Tax system will have to be modified to accept Aadhaar
—Parizad Sirwalla, partner and head, global mobility services, tax, KPMG in India
Apart from interchangeability with PAN, Aadhaar can also be quoted in other transactions that otherwise require quoting of PAN (like opening of bank account, sale or purchase of motor vehicle, registration of house property, etc.).
The intent appears to be to provide ease in tax filing and ensuring greater compliance through Aadhaar. Post the budget, the chairman of CBDT stated that the tax department may think of suo motu allotment of fresh PAN to those taxpayers who would file tax returns with only Aadhaar as part of a new arrangement to link the two (a mandatory requirement under the Income-tax Act now for certain category of taxpayers).
Besides tax filing, PAN is needed to make payment of taxes and for other tax compliances, including correspondence with the tax authorities. One will need to see how related systems are modified to accept Aadhaar for the purpose.
Difficult to replace PAN as businesses, HUFs use it too
—Adhil Shetty, chief executive officer, BankBazaar
Until now, it was mandatory to quote your PAN while filing your tax. However, with PAN and Aadhaar cards made interchangeable, one can conveniently file returns on the basis of Aadhaar alone. Several other transactions that mandatorily require PAN may also now be possible via Aadhaar.
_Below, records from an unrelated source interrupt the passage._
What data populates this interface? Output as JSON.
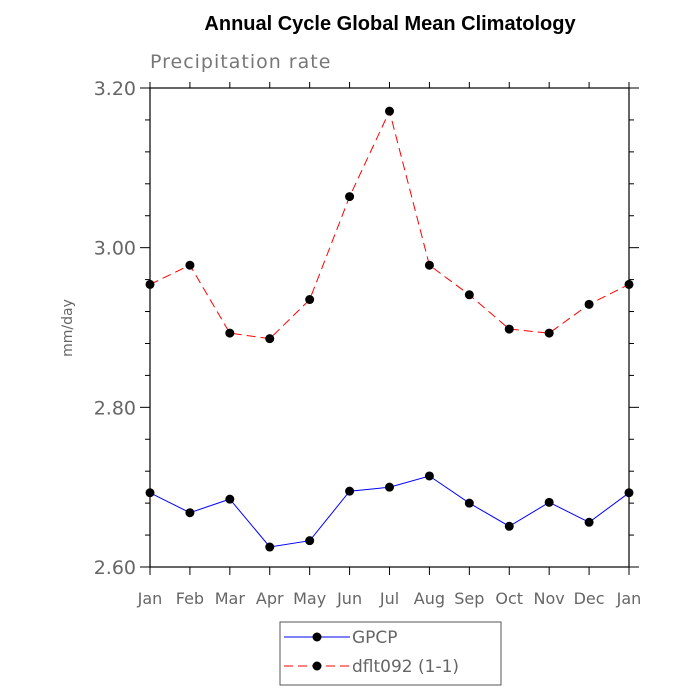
{
  "chart_data": {
    "type": "line",
    "title": "Annual Cycle Global Mean Climatology",
    "subtitle": "Precipitation rate",
    "xlabel": "",
    "ylabel": "mm/day",
    "categories": [
      "Jan",
      "Feb",
      "Mar",
      "Apr",
      "May",
      "Jun",
      "Jul",
      "Aug",
      "Sep",
      "Oct",
      "Nov",
      "Dec",
      "Jan"
    ],
    "ylim": [
      2.6,
      3.2
    ],
    "yticks": [
      "2.60",
      "2.80",
      "3.00",
      "3.20"
    ],
    "grid": false,
    "legend_position": "bottom-center",
    "series": [
      {
        "name": "GPCP",
        "color": "#0000ff",
        "line_style": "solid",
        "marker": "filled-circle",
        "values": [
          2.693,
          2.668,
          2.685,
          2.625,
          2.633,
          2.695,
          2.7,
          2.714,
          2.68,
          2.651,
          2.681,
          2.656,
          2.693
        ]
      },
      {
        "name": "dflt092 (1-1)",
        "color": "#ff0000",
        "line_style": "dashed",
        "marker": "filled-circle",
        "values": [
          2.954,
          2.978,
          2.893,
          2.886,
          2.935,
          3.064,
          3.171,
          2.978,
          2.941,
          2.898,
          2.893,
          2.929,
          2.954
        ]
      }
    ]
  }
}
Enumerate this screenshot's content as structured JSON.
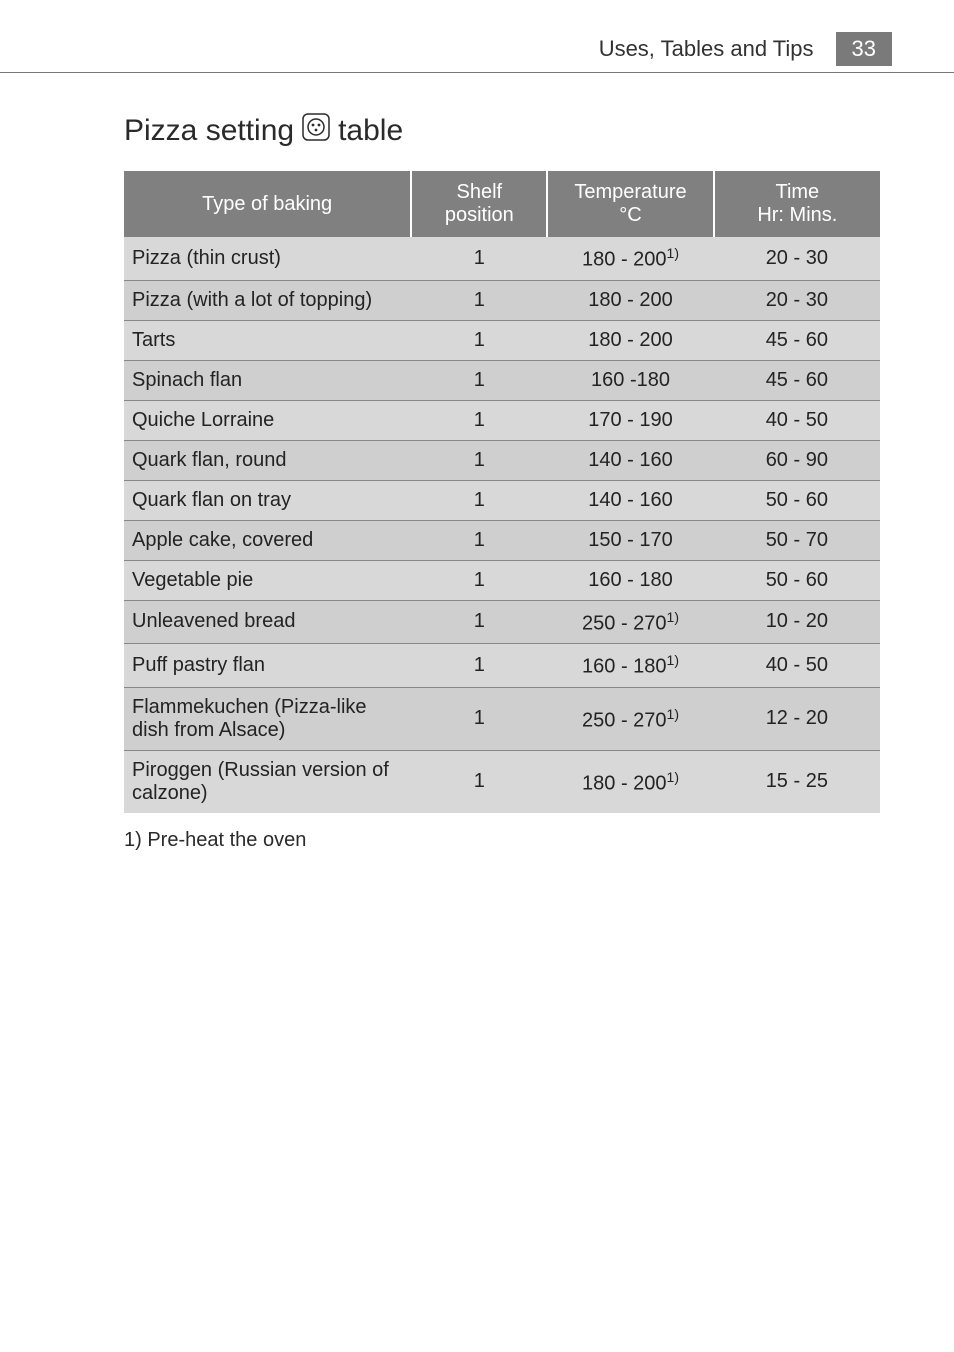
{
  "header": {
    "section": "Uses, Tables and Tips",
    "page_number": "33"
  },
  "title": {
    "before": "Pizza setting ",
    "after": " table"
  },
  "columns": {
    "type": "Type of baking",
    "shelf": "Shelf position",
    "temp_line1": "Temperature",
    "temp_line2": "°C",
    "time_line1": "Time",
    "time_line2": "Hr: Mins."
  },
  "rows": [
    {
      "type": "Pizza (thin crust)",
      "shelf": "1",
      "temp": "180 - 200",
      "temp_sup": "1)",
      "time": "20 - 30",
      "shade": "a"
    },
    {
      "type": "Pizza (with a lot of topping)",
      "shelf": "1",
      "temp": "180 - 200",
      "temp_sup": "",
      "time": "20 - 30",
      "shade": "b"
    },
    {
      "type": "Tarts",
      "shelf": "1",
      "temp": "180 - 200",
      "temp_sup": "",
      "time": "45 - 60",
      "shade": "a"
    },
    {
      "type": "Spinach flan",
      "shelf": "1",
      "temp": "160 -180",
      "temp_sup": "",
      "time": "45 - 60",
      "shade": "b"
    },
    {
      "type": "Quiche Lorraine",
      "shelf": "1",
      "temp": "170 - 190",
      "temp_sup": "",
      "time": "40 - 50",
      "shade": "a"
    },
    {
      "type": "Quark flan, round",
      "shelf": "1",
      "temp": "140 - 160",
      "temp_sup": "",
      "time": "60 - 90",
      "shade": "b"
    },
    {
      "type": "Quark flan on tray",
      "shelf": "1",
      "temp": "140 - 160",
      "temp_sup": "",
      "time": "50 - 60",
      "shade": "a"
    },
    {
      "type": "Apple cake, covered",
      "shelf": "1",
      "temp": "150 - 170",
      "temp_sup": "",
      "time": "50 - 70",
      "shade": "b"
    },
    {
      "type": "Vegetable pie",
      "shelf": "1",
      "temp": "160 - 180",
      "temp_sup": "",
      "time": "50 - 60",
      "shade": "a"
    },
    {
      "type": "Unleavened bread",
      "shelf": "1",
      "temp": "250 - 270",
      "temp_sup": "1)",
      "time": "10 - 20",
      "shade": "b"
    },
    {
      "type": "Puff pastry flan",
      "shelf": "1",
      "temp": "160 - 180",
      "temp_sup": "1)",
      "time": "40 - 50",
      "shade": "a"
    },
    {
      "type": "Flammekuchen (Pizza-like dish from Alsace)",
      "shelf": "1",
      "temp": "250 - 270",
      "temp_sup": "1)",
      "time": "12 - 20",
      "shade": "b"
    },
    {
      "type": "Piroggen (Russian version of calzone)",
      "shelf": "1",
      "temp": "180 - 200",
      "temp_sup": "1)",
      "time": "15 - 25",
      "shade": "a"
    }
  ],
  "footnote": "1) Pre-heat the oven",
  "style": {
    "header_bg": "#808080",
    "header_fg": "#ffffff",
    "shade_a": "#d8d8d8",
    "shade_b": "#cfcfcf",
    "border_color": "#888888",
    "title_fontsize": 30,
    "body_fontsize": 20,
    "col_widths_pct": [
      38,
      18,
      22,
      22
    ]
  }
}
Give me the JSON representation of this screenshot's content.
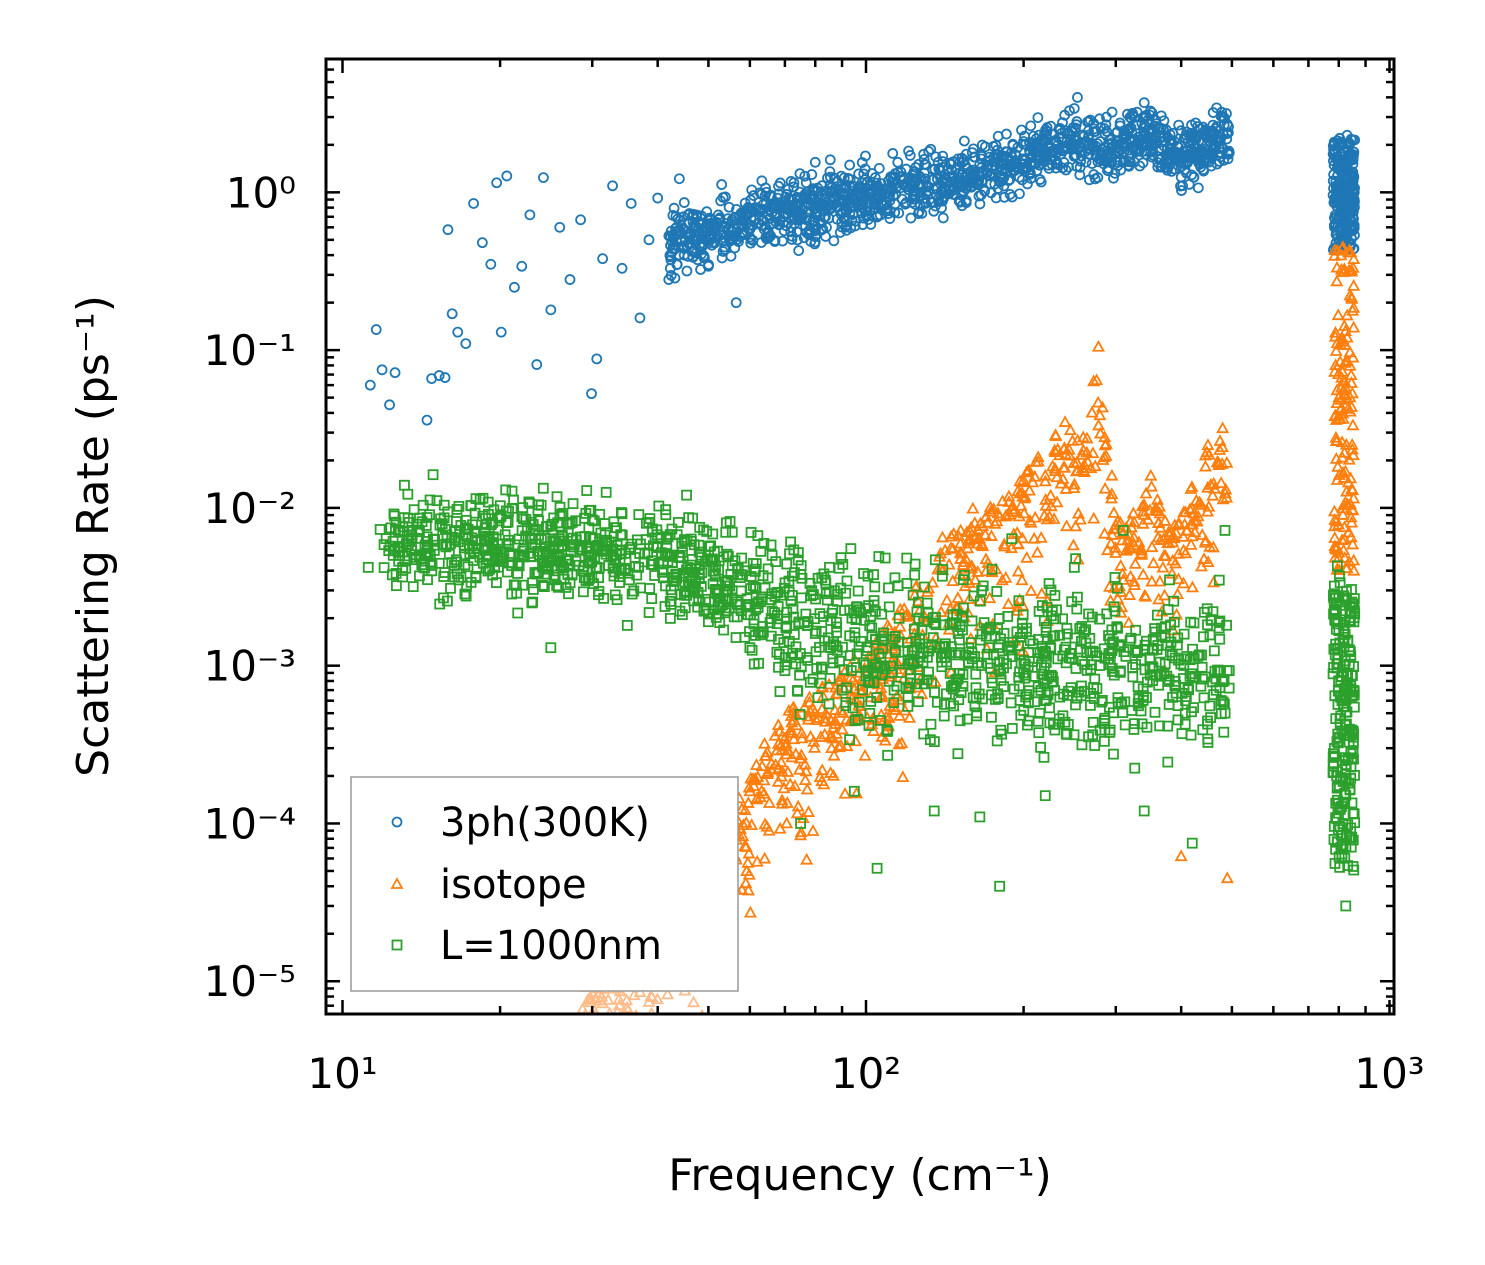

However, it is doubtful that PAN can be replaced by Aadhaar in its entirety at this point. PAN cards are issued to not just individuals but to Hindu Undivided Families as well.
Businesses also require PAN cards. PAN cards are also issued to individuals who are not Indian citizens but conduct any type of business in India.
Currently, there is no provision to replace PAN with Aadhaar cards. While individual taxpayers may move completely from PAN to Aadhaar over a period of time, it would still be a while before PAN becomes redundant for all financial transactions.
Banking and investing ecosystem still relies on PAN
—Archit Gupta, founder and chief executive officer, ClearTax
As per the budget proposal, now a person can be allotted PAN on the basis of an Aadhaar number. Also, Aadhaar number may now be used instead of PAN while filing tax returns. This change is definitely a convenience as it makes one ID relevant.
In a few years, Aadhaar may become the primary ID for individuals and, perhaps, PAN will become redundant for tax compliance. In the future, those filing tax for the first time or those joining the workforce may not even need a PAN. Companies and non-individual filers, though, will continue to use PAN.
However, the rest of the financial ecosystem that individuals use for banking or investing still continues to rely on PAN. Due to privacy concerns, Aadhaar is not all pervasive. Use of Aadhaar for storage and authentication comes with restrictions and its mandatory use outside of the Income-tax Act is currently protected and is consent based.
PAN remains the primary identification number
—Ashok Shah, partner, NA Shah Associates LLP
Various categories of persons (whether individual or non-individual) having taxable income, turnover exceeding ₹5 lakh, holding positions such as director, partner etc. are compulsorily required to apply for PAN. For individual taxpayers, the government made linking of Aadhaar with PAN compulsory in 2017. The government has the power to issue PAN to a person, even if such person doesn’t apply for it. Since there is linkage between Aadhaar and PAN, the government can easily issue PAN to taxpayers who do not possess it.
The government does not intend to discontinue PAN as it is the primary identification number for tax purposes and applies to all entities, whereas Aadhaar only applies to individuals. If a person has PAN without linkage with Aadhaar, such PAN will become inoperative as the intention of the government is to have linkage in all cases where Aadhaar is issued.